---
name: agent-otel-trajectory
description: Emit OpenTelemetry trajectory spans (tool-call, latency, token usage) as an agent works — vendor-neutral, via otel-cli wrapping shell tool-calls, exported to any OTLP backend.
---

# agent-otel-trajectory

Agent runs are a black box unless they emit telemetry. To debug, optimize cost, and grade the journey (not just the answer), an agent should emit OpenTelemetry **trajectory spans** as it works: one span per tool-call / iteration, with latency, token usage, and outcome. Backend-only or LLM-API-only metrics miss the agent's actual decision path.

## The landscape (survey)
- **`equinix-labs/otel-cli`** — the mature, vendor-neutral CLI for emitting OTLP spans from shell: `otel-cli exec --name "<step>" -- <command>` wraps any command in a span (attributes, events, span kinds, context propagation, background spans). **Best fit for EMITTING** trajectory telemetry from shell-driven agents/harnesses.
- **`traceloop/opentelemetry-mcp-server`** — an MCP server for *querying/analyzing* existing traces (Jaeger/Tempo/Traceloop).
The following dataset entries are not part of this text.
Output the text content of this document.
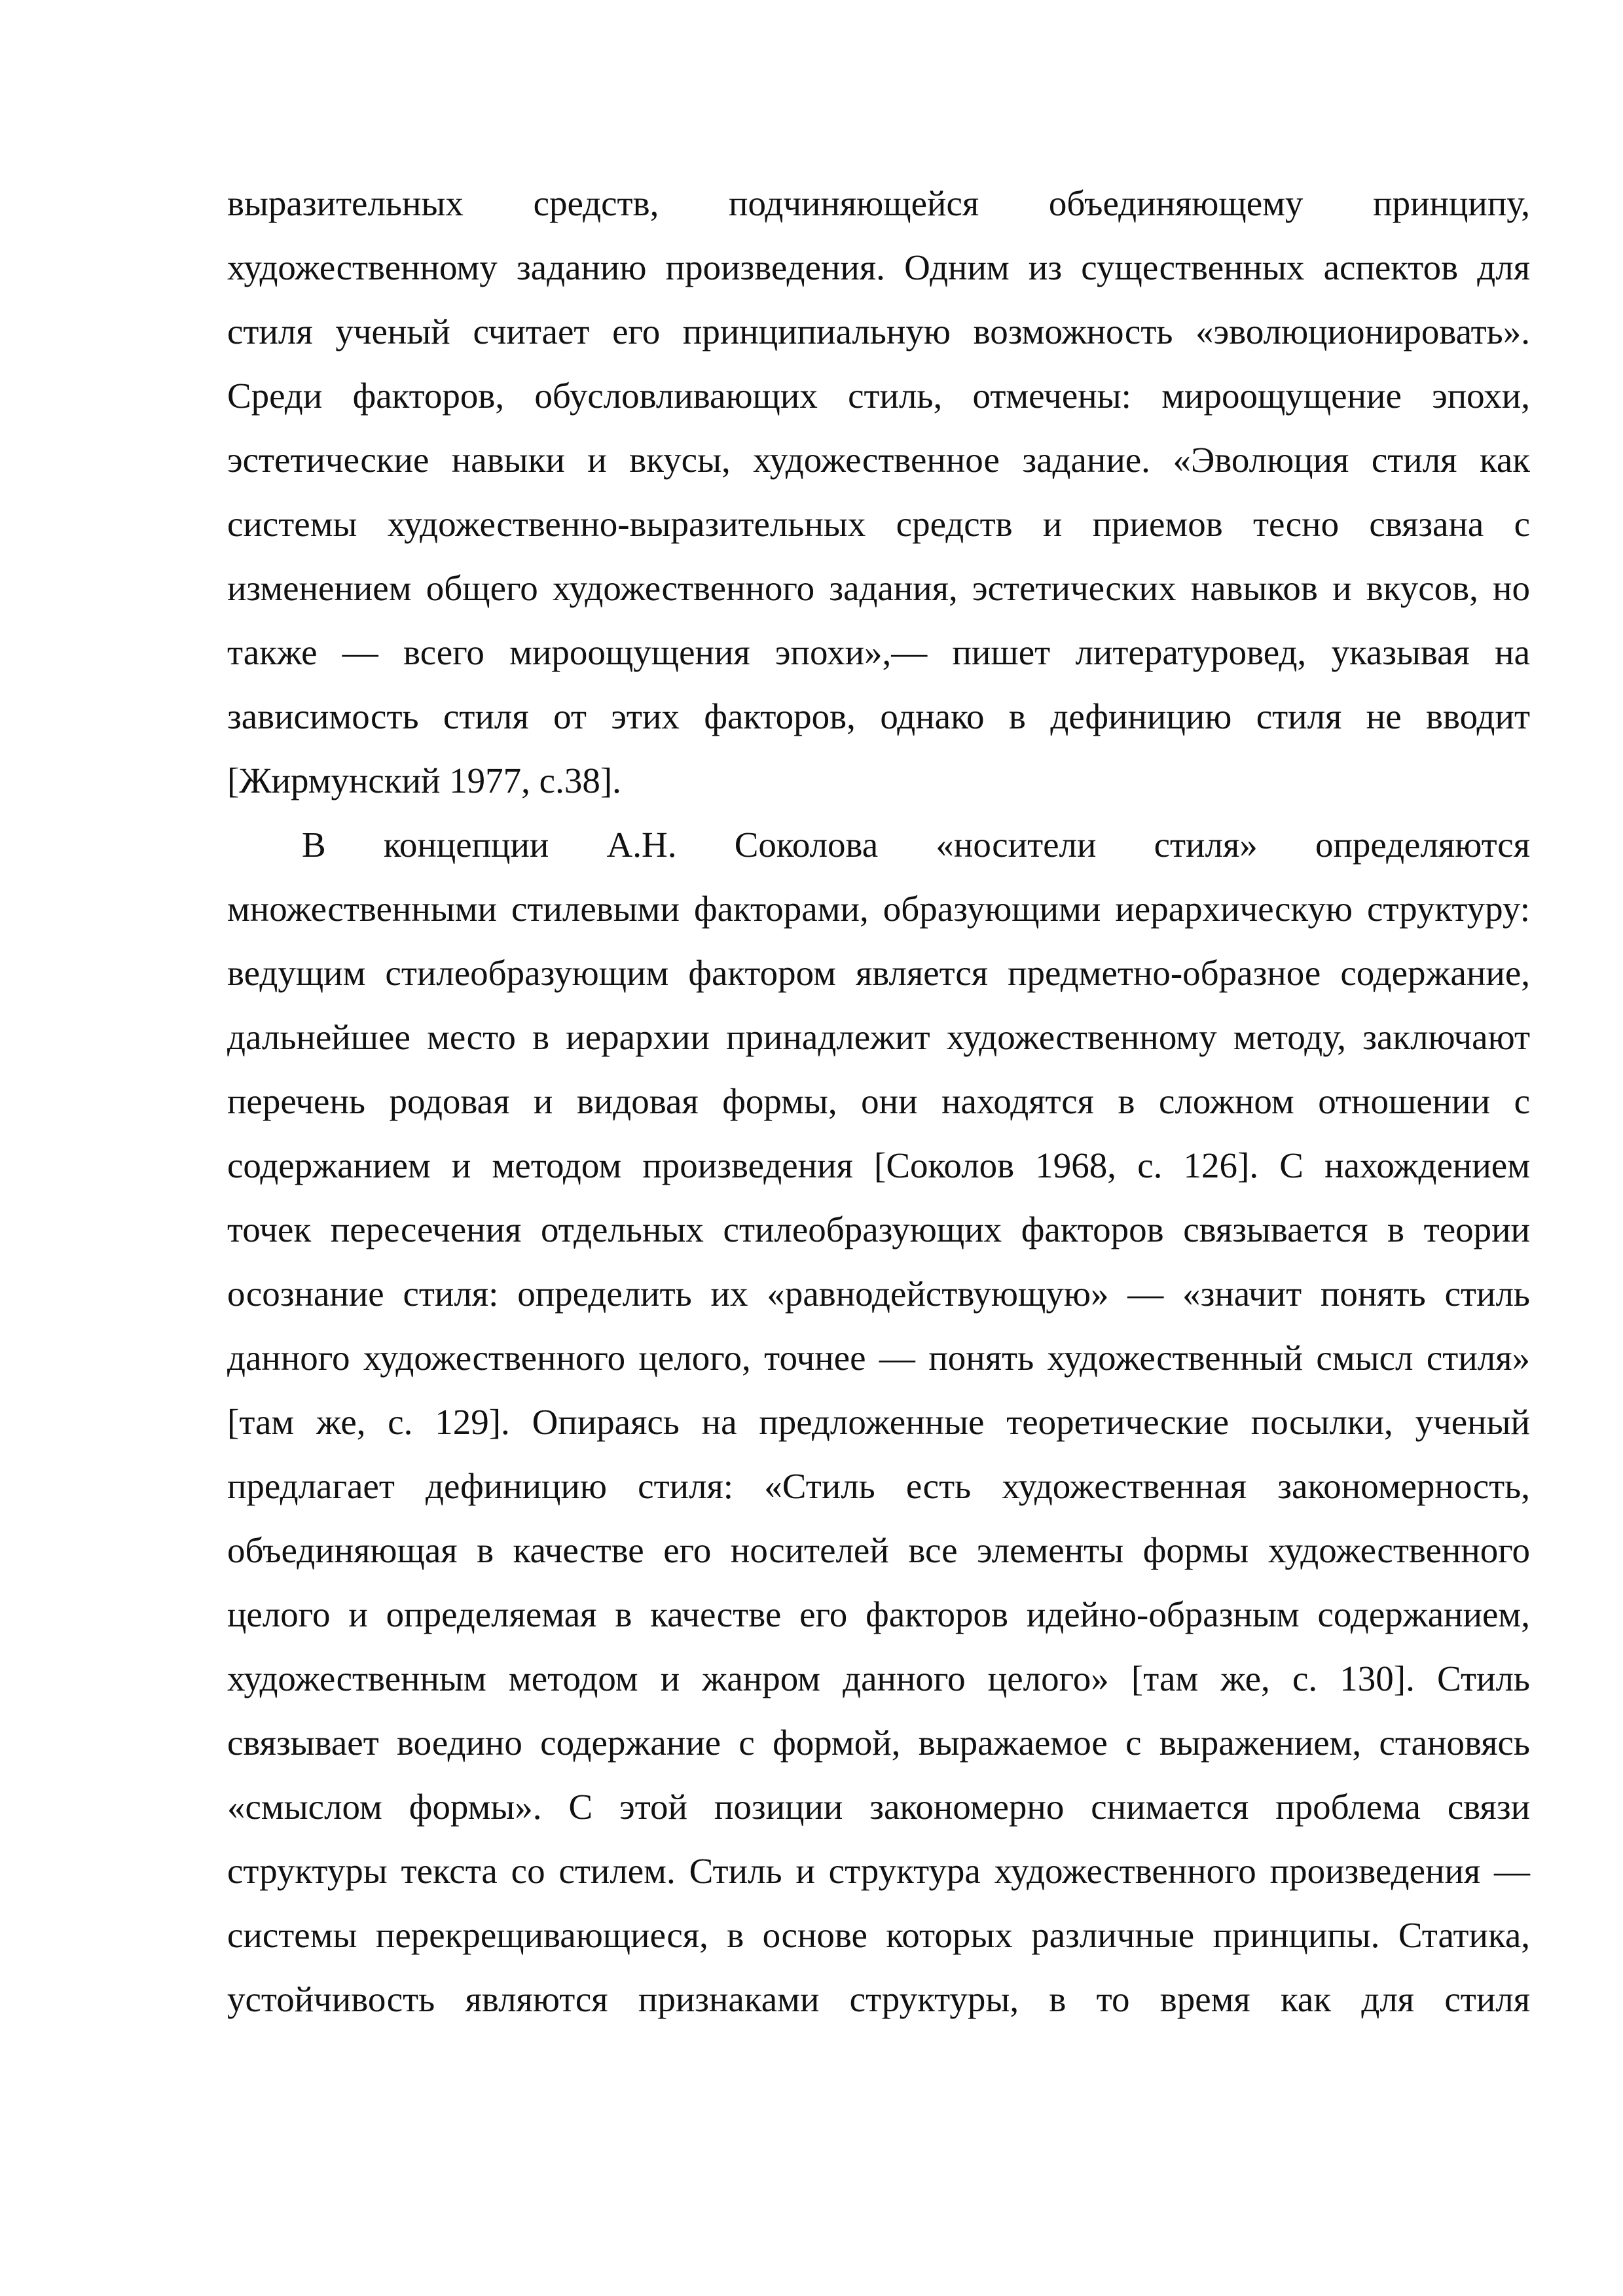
выразительных средств, подчиняющейся объединяющему принципу,
художественному заданию произведения. Одним из существенных аспектов для
стиля ученый считает его принципиальную возможность «эволюционировать».
Среди факторов, обусловливающих стиль, отмечены: мироощущение эпохи,
эстетические навыки и вкусы, художественное задание. «Эволюция стиля как
системы художественно-выразительных средств и приемов тесно связана с
изменением общего художественного задания, эстетических навыков и вкусов, но
также — всего мироощущения эпохи»,— пишет литературовед, указывая на
зависимость стиля от этих факторов, однако в дефиницию стиля не вводит
[Жирмунский 1977, с.38].
В концепции А.Н. Соколова «носители стиля» определяются
множественными стилевыми факторами, образующими иерархическую структуру:
ведущим стилеобразующим фактором является предметно-образное содержание,
дальнейшее место в иерархии принадлежит художественному методу, заключают
перечень родовая и видовая формы, они находятся в сложном отношении с
содержанием и методом произведения [Соколов 1968, с. 126]. С нахождением
точек пересечения отдельных стилеобразующих факторов связывается в теории
осознание стиля: определить их «равнодействующую» — «значит понять стиль
данного художественного целого, точнее — понять художественный смысл стиля»
[там же, с. 129]. Опираясь на предложенные теоретические посылки, ученый
предлагает дефиницию стиля: «Стиль есть художественная закономерность,
объединяющая в качестве его носителей все элементы формы художественного
целого и определяемая в качестве его факторов идейно-образным содержанием,
художественным методом и жанром данного целого» [там же, с. 130]. Стиль
связывает воедино содержание с формой, выражаемое с выражением, становясь
«смыслом формы». С этой позиции закономерно снимается проблема связи
структуры текста со стилем. Стиль и структура художественного произведения —
системы перекрещивающиеся, в основе которых различные принципы. Статика,
устойчивость являются признаками структуры, в то время как для стиля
Use it for an agent that *debugs via traces*, NOT for emitting its own — a different job.
- **OTel GenAI/MCP semantic conventions** (`opentelemetry.io/docs/specs/semconv/gen-ai/`) — use the standard attribute names so spans are portable.

## Recommendation
Don't make the agent call a tool to emit its own spans (circular, unreliable). Instrument the **harness/loop** (the thing that runs tool-calls) to wrap each tool-call in an otel-cli span. No MCP-server dependency; works anywhere a shell does.

## The pattern
1. **One root span per agent run**, child spans per iteration/tool-call:
   ```
   otel-cli exec --service "<agent>" --name "tool:<name>" \
     --attrs "gen_ai.operation.name=<tool>,gen_ai.request.model=<model>,gen_ai.usage.input_tokens=<n>,gen_ai.usage.output_tokens=<n>" \
     -- <the tool command>
   ```
2. **Attributes that matter** (use semconv): `gen_ai.request.model`, `gen_ai.usage.input_tokens`/`output_tokens`, `gen_ai.operation.name`, the tool name, the task/run id, success/error. Latency is the span duration (automatic).
3. **Context propagation:** propagate the traceparent down so child tool-calls nest under the run (otel-cli `--tp-print`/env propagation).
4. **Export vendor-neutral OTLP** → the environment's backend (e.g. Cloud Trace on GCP) via the OTLP endpoint env (`OTEL_EXPORTER_OTLP_ENDPOINT`). Never hardcode a vendor.
5. **Emit on failure too** — error spans with the failure attribute are the most valuable (where the trajectory broke).

## DONE means
An agent run produces a trace in the backend with one span per tool-call showing latency + token usage + outcome, nested under a run span, using gen_ai semconv attributes — so a failure or a cost spike is visible in the trace, not inferred. Verified by opening the trace, not by "instrumented".